I recently attended an online discussion of the IATEFL Research Special Interest Group, hosted by Graham Hall asking the questions: (How) do teachers read research, why, and (how) does it help them/us in the classroom … and beyond? It was an interesting discussion with a variety of viewpoints across a range of teaching contexts. The overall aim was to understand how research and theory might impact on teachers’ practice. For some teachers, the reasons for not reading research were the time and effort involved in understanding difficult academic texts, which don’t always give a clear indication of what their findings mean for professional practice. These teachers felt they didn’t need to engage with new theories in order to teach effectively in their classrooms.
In my view, this is not a position that an EAP teacher can reasonably hold as Ding & Bruce (2017) would no doubt agree. These authors make the point that in order for EAP teaching to be taken seriously in Higher Education institutions and move from the ‘edge of academia’ to a more equal status with teaching in the disciplines, then, in terms of personal learning, development and autonomy, an EAP practitioner needs to ‘recognize the importance of applying to his or her own practice the standards expected of students and other academic staff’ (BALEAP TEAP Competency Framework, 2008: 3).
One of the participants in the online Research SIG discussion, Glen Hill, made the point that he would want doctors in his GP practice to stay up to date with newest trends in care and latest developments in pharmaceuticals, e.g. Covid vaccines, and not rely on just the things they learned in medical school. Similarly, EAP teachers should view their practice as more than interaction with students to practise structures of language and skills, which they may have studied on a Diploma level qualification, based on out of date research in Second Language Acquisition (SLA). There are concepts to teach in EAP such as text practices (how academic researchers use texts to achieve their aims) and text processes (how texts unfold in predictable ways to support those aims). There are orientations to knowledge acquisition in academic disciplines, such as research-mindedness, critical evaluation and writer’s voice. EAP researchers and those in education more generally are working to develop better understanding of these concepts and attributes whereas SLA researchers are not. EAP teachers need to be aware of these EAP research activities, at the very least so that they appear credible to their students as academics.
In EAP, we would like to see evidence-based teaching, i.e. based on data from real teaching situations which has been critically evaluated and peer reviewed. Researchers usually collect data in a systematic way to answer a specific question. This is seen to be more reliable than anecdotal evidence. Teachers telling anecdotes don’t usually have to make explicit the underlying theories that inform their practice but authors of research articles do – in their literature reviews.
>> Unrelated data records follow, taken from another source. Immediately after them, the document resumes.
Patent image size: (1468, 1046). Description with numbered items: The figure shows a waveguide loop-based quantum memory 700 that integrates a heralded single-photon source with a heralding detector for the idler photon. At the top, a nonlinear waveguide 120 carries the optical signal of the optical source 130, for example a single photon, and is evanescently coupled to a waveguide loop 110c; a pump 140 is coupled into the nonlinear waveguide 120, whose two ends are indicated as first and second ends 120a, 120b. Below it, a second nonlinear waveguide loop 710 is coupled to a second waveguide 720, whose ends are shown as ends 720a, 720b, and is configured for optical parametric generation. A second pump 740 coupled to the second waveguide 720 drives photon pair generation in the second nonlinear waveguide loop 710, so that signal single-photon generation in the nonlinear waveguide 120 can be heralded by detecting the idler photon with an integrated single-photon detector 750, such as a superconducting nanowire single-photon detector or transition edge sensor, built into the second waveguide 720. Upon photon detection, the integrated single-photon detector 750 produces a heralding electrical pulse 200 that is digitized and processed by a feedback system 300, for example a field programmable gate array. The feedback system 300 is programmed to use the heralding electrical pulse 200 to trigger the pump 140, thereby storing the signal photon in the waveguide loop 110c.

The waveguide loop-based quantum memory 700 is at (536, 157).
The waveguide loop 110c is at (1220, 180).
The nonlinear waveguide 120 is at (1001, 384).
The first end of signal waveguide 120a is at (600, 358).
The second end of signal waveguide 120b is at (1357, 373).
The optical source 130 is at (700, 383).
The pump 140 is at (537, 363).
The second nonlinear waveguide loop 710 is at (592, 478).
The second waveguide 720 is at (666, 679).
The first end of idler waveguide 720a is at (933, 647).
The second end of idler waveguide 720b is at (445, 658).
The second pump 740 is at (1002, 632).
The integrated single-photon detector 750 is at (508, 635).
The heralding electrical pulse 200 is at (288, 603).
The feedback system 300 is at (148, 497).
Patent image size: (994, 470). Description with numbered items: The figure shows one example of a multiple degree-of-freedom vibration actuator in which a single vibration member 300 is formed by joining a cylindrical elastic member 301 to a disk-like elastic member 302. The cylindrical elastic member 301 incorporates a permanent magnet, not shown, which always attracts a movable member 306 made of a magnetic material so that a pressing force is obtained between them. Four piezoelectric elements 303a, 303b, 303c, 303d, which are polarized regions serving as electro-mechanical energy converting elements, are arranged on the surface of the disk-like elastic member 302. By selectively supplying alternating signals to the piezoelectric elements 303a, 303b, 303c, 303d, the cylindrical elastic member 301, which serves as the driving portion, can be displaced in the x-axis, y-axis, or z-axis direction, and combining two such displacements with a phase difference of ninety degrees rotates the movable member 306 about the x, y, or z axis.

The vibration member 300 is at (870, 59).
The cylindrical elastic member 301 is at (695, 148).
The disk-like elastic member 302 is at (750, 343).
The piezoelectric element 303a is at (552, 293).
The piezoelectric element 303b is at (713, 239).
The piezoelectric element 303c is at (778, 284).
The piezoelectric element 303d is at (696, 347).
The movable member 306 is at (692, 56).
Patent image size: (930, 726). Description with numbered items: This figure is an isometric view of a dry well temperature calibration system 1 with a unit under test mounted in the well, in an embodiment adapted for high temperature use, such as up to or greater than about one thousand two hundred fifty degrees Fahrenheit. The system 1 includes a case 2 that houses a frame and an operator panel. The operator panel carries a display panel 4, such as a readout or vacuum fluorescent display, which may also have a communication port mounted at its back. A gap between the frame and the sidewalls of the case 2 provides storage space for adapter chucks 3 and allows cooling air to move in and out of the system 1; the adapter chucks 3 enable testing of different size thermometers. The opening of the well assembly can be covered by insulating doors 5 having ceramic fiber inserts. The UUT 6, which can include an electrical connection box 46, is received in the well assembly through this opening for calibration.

This gives teachers a better start with critically evaluating the findings. Of course research articles are building knowledge and their findings might only be true for now until someone presents new data and new conclusions. Reading research helps to develop our critical perspective. Trying ideas in our classroom also contributes to that.
I first learned to read research on my masters degree but I remember trying to read about Systemic Functional Linguistics (SFL) in a collection of papers by Halliday and Martin (1993) called Writing Science. It had a seductive title for someone trying to help international students preparing for science degrees but it was impenetrable because I didn’t have sufficient background in SFL theory to understand it. The authors were starting too far forward for me to catch up. So it’s important to establish the starting point and something of the history of the theories you’re reading. It can help to read books entitled ‘Introduction to…’ which is what I did next.
My two co-authors and I wrote EAP Essentials to help ELT practitioners new to EAP engage with underlying theories and relevant research. We thought that it was important to show how the concepts we were writing about would play out in classroom settings, which is why the book has lots of case studies of teaching practice together with classroom materials, which worked for us in our Further and Higher Education contexts. I remember, shortly after the first edition was published, meeting a teacher who claimed ‘I don’t read research,’ but commenting that her way into the book had been through trying out classroom materials and then reading the relevant section that explained the underlying principles.
The point is that the EAP discipline is developing through research activities and degree inflation is already a reality as more EAP centres require masters degrees for temporary pre-sessional work and PhD qualifications for open-ended contracts. In order to compete, EAP teachers entering the field now will need to demonstrate their engagement with scholarship, which means reading understanding and being able to talk about research.
BALEAP TEAP Competency Framework (2008). Retrieved online 12.2.21 at teap-competency-framework.pdf (baleap.org)
Ding, A. & Bruce, I. (2017). The English for Academic Purposes Practitioner: Operating on the Edge of Academia. London: Palgrave Macmillan.
Halliday, M.A.K. & Martin, J.R. (1993). Writing Science: Literacy and Discursive Power. London: The Falmer Press.